Sebagai alumni Teknik Informatika Institut Teknologi Bandung (ITB), pria yang akrab disapa Puja itu melihat perkembangan AI sebagai peluang di masa depan. Untuk mencapai ke sana, menurutnya perlu menjembatani dunia pendidikan, teknologi, dan kepemimpinan.
Sosok Puja yang kini namanya masuk dalam bursa calon Ketua Ikatan Alumni ITB (IKA ITB), tidak hanya dikenal karena kiprah profesionalnya di bidang teknologi digital. Ia juga dikenal karena dedikasinya membangun ekosistem pendidikan yang lebih adaptif, inklusif, dan berbasis inovasi.
Baca Juga: MK Wajibkan Pendidikan 9 Tahun Gratis, DPRD Kota Malang Soroti Dampaknya ke Sekolah Swasta
Alasan itulah yang kemudian mendorong Puja terlibat dalam bursa calon Ketua IKA ITB, sebuah posisi strategis yang ia pandang sebagai panggung kolaborasi lintas generasi dan bidang.
AI Bukan Ancaman, Tapi Peluang
Sebagai sosok yang sudah lama berkecimpung di dunia teknologi digital dan inovasi. Puja kurang sepakat apabila keberadaan Artificial Intelligence (AI) disebut sebagai ancaman bagi manusia.

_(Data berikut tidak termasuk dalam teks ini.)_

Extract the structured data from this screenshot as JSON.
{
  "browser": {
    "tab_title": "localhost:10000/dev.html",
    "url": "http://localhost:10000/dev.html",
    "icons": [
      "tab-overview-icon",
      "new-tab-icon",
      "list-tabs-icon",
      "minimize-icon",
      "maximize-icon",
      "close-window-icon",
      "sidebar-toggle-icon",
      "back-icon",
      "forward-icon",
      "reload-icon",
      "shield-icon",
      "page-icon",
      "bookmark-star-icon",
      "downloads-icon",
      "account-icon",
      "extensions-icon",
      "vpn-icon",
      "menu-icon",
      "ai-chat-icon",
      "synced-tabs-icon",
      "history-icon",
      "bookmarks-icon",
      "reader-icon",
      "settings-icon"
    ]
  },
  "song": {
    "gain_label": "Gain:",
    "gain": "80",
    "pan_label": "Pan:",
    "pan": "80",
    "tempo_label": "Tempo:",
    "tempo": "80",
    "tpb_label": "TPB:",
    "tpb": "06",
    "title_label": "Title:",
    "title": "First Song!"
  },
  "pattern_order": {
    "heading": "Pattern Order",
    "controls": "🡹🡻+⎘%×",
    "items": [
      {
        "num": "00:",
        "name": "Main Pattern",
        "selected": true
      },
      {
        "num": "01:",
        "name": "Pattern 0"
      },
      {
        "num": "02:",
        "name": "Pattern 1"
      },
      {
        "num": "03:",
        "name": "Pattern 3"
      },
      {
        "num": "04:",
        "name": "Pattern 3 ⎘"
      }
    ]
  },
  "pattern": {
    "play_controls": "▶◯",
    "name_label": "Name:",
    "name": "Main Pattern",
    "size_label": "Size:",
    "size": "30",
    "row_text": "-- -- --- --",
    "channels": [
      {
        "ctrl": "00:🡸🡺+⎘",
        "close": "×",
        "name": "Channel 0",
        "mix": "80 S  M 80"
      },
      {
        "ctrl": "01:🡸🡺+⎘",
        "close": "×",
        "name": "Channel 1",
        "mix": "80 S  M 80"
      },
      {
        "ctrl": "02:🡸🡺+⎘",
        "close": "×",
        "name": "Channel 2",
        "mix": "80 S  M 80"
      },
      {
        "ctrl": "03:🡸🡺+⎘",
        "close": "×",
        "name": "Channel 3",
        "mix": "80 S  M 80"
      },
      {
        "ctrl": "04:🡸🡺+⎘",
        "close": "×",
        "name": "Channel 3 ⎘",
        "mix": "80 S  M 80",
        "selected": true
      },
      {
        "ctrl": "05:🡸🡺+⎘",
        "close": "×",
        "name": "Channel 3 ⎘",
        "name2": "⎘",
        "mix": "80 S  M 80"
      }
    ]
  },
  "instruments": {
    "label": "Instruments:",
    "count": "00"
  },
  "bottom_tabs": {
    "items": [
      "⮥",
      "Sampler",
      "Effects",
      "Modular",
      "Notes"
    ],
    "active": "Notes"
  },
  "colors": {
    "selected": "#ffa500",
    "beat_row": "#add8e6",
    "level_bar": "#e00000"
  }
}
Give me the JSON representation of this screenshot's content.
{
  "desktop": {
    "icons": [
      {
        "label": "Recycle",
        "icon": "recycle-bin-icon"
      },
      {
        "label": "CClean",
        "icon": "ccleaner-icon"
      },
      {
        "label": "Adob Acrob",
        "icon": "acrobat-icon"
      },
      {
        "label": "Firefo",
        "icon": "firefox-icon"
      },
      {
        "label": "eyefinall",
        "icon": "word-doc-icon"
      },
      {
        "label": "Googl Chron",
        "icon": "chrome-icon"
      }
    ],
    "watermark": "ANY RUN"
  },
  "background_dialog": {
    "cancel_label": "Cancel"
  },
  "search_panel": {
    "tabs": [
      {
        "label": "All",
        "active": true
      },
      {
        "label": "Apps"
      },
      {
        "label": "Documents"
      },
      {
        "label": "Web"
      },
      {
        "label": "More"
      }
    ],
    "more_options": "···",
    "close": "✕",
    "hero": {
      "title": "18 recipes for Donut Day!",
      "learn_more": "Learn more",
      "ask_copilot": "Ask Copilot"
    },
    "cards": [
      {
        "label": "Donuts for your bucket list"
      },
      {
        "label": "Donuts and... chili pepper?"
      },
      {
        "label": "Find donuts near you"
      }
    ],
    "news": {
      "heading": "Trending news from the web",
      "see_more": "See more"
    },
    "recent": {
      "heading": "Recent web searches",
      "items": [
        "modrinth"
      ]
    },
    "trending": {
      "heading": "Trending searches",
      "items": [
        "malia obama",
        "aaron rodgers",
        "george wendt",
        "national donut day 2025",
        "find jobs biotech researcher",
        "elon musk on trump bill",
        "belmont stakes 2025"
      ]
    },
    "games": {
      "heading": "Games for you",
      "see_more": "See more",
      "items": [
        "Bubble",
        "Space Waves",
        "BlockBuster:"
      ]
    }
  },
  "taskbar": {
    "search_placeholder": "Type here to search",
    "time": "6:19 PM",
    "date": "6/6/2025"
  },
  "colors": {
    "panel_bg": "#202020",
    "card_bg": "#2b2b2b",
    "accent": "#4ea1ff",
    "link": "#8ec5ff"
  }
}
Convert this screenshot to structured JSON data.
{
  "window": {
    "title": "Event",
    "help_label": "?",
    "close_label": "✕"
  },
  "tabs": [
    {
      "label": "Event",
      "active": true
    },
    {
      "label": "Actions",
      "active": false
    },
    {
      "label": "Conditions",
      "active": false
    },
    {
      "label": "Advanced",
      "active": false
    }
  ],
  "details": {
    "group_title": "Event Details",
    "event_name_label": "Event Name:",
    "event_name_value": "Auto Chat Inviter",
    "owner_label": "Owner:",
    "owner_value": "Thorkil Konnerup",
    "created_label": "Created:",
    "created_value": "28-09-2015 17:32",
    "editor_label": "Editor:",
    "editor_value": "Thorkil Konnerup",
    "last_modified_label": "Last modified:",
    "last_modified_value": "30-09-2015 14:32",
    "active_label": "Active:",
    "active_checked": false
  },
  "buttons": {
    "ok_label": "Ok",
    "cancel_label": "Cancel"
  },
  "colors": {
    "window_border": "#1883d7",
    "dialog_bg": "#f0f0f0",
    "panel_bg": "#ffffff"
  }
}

Menurutnya justru manusia yang tidak mau mengenal dan belajar tentang teknologi bernama AI, akan digantikan oleh manusia yang mengerti dan menggunakan AI, bukan robot yang seperti dikhawatirkan selama ini.
“Akan produktif sekali dengan AI kalau kita paham, jadi bukan (AI) menggantikan tapi orang yang enggak pakai AI akan digantikan dengan orang yang pakai AI. Bukan robot, tapi manusia yang pakai AI, istilahnya seperti homo sapiens akan digantikan homo intelligence, seperti itu,” ungkap Puja kepada Tugumalang.id, Minggu (8/6/2025).
Baca Juga: 12 SD Islam Terbaik di Kota Malang 2025: Pilihan Unggul untuk Pendidikan Anak
Ia mengambil contoh pemanfaatan AI di bidang pendidikan, jika dahulu tenaga pendidik atau guru membuat media pembelajaran edukatif membutuhkan waktu yang lama.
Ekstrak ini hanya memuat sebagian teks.